I feel like I’ve told this story a million times ,so if you’ve heard it, ignore me…
When my mother was 6, she nearly shot her 3 yr old brother in the head with my Grandpa’s gun. It’s a story that I heard a lot growing up..partly because the bullet hole was left in the wall and people would be like, “Um, is that a bullet hole in the wall?” ,so it would start conversations. It was a seriously close call. My other uncle who was 5 at the time says he remembered his little brother moving just at the right moment and there on the wall where his head had been just a second before was a bullet hole.
My Grandpa was on the police force at the time but he had always had guns. His method of instructing his 5 children on anything was pretty much, “Don’t touch that!” or “It’s none of your goddamned business!”. Obviously, not super effective when it came to handling a gun or anything else, really.
Things have probably changed quite a bit among gun owners but a lot of this still hangs around. “Don’t touch that because I said so.”, might be the most instruction a kid gets on gun safety or (eve worse), “Just point at your target and pull the trigger, now.” Not to say at all that all gun owners take this approach. We have guns in our house and this is exactly the opposite of how we handle the topic. My personal belief is that a child has no business ever handling a gun, let alone owning one.

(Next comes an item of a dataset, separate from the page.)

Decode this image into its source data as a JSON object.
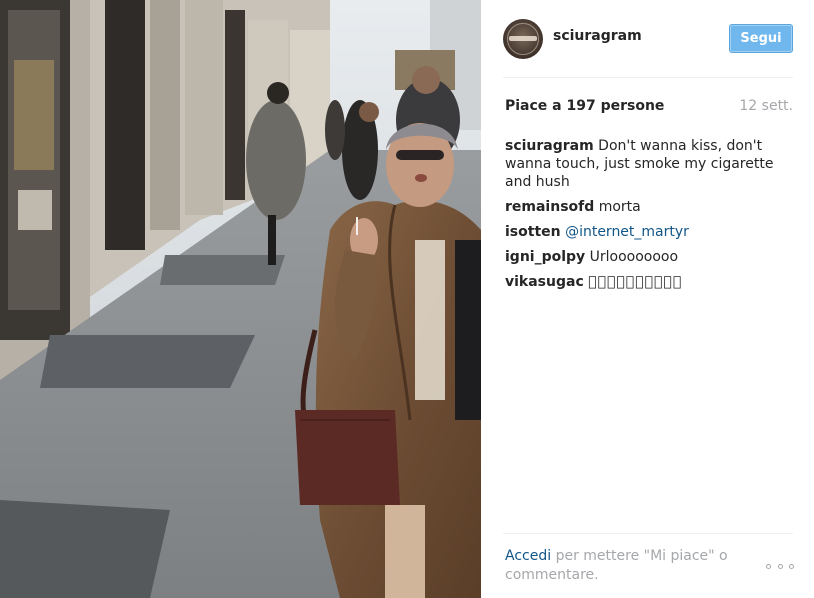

I don’t want to pigeonhold certain types of people and generalizing their actions, but I tend to believe (much of this based from what I’ve seen of people) that if a person is the kind of parent who doesn’t take the time to address a huge safety issue such as what to do with a gun, they aren’t going to talk about other important things with them either.
Like ,for instance, sex. They might say, “Don’t do that because I said so.”
This unfortunately does not only apply to gun owners who can’t talk about gun safety. People who don’t own guns falter on this topic,too. Basically, no one is perfect,especially once they’re a parent and the only absolute in parenting is that you really do not have absolute control over the actions of your children, no matter how good of a job you’re doing.
Teenagers are kind of known for 1) not doing what they’re told all the time and 2) being hornier than that one dinosaur with the predominant neck frill with lots of spikes sticking out this way and that (Styrosaurus. That’s it’s name. I think)
And even if you do tell them more than that and explain all the consequences and precautions and advise them to wait until that magical moment when they’re with their smoochy-muffin and the rain ends and a rainbow appears just as My Chemical Romance’s “Demolition Lovers” starts playing on the i-pod through shared earbuds…and they just KNOW it’s So very,very right….’
even if you tell them all the stuff a good sex-ed program should…about birth control and responsibility and all of that – they still might have sex. And they might forget the part of birth control OR like many adults, their birth control failed and they need to fix the situation before it becomes a baby. They might need emergency contraception. They might feel embarrassed to tell you they not only fucked but fucked up. They should be able to go get the help they need before they have to say, “Oh,hey… hold my hand while I have an abortion? Or baby,maybe?”.
Then there’s a whole other piece that people are not talking about at all and that is the connection between sexual abuse and teen pregnancy. Girls who are sexually abused are 5 times more likely to end up pregnant as a teenager. 20% of all teen pregnancies are a direct result of rape. Statistics are grayer when it comes to determining the exact amount of teen pregnancies that are a result of sexual abuse and not consensual sex because of their reluctance to report. 60% of teen pregnancies were preceded by rape,molestation or attempted rape. There is a huge connection here that is ignored. Teen pregnancies are not just caused by careless sex. These girls who are victims need to know that there is a backup plan for them to protect themselves from an unwanted pregnancy after an attack and access to it should not be prevented, regardless of if the girl chooses to report or not report the abuse or attack.
I think gun control and birth control are perfect companions for discussing side by side. The GOP wants gun owners to be the only ones in control of guns, and is ok with a 5 year old owning a gun .It seems like they also sort of want all the control over sex and female bodies. Does that really seem like a good idea? Because honestly, they aren’t managing the gun part too well these days. It doesn’t seem quite right they should have rights over uterine activities,too.That doesn’t seem too beneficial to society. Actually, no political party should have a right over the human body, whether it has a uterus or not. Age really shouldn’t be an issue. If she is able to conceive, she should be able to decide if she wants something growing in her uterus. Uteruses are not political domain. Guns ,on the other hand….
well…we’ll talk about that another time.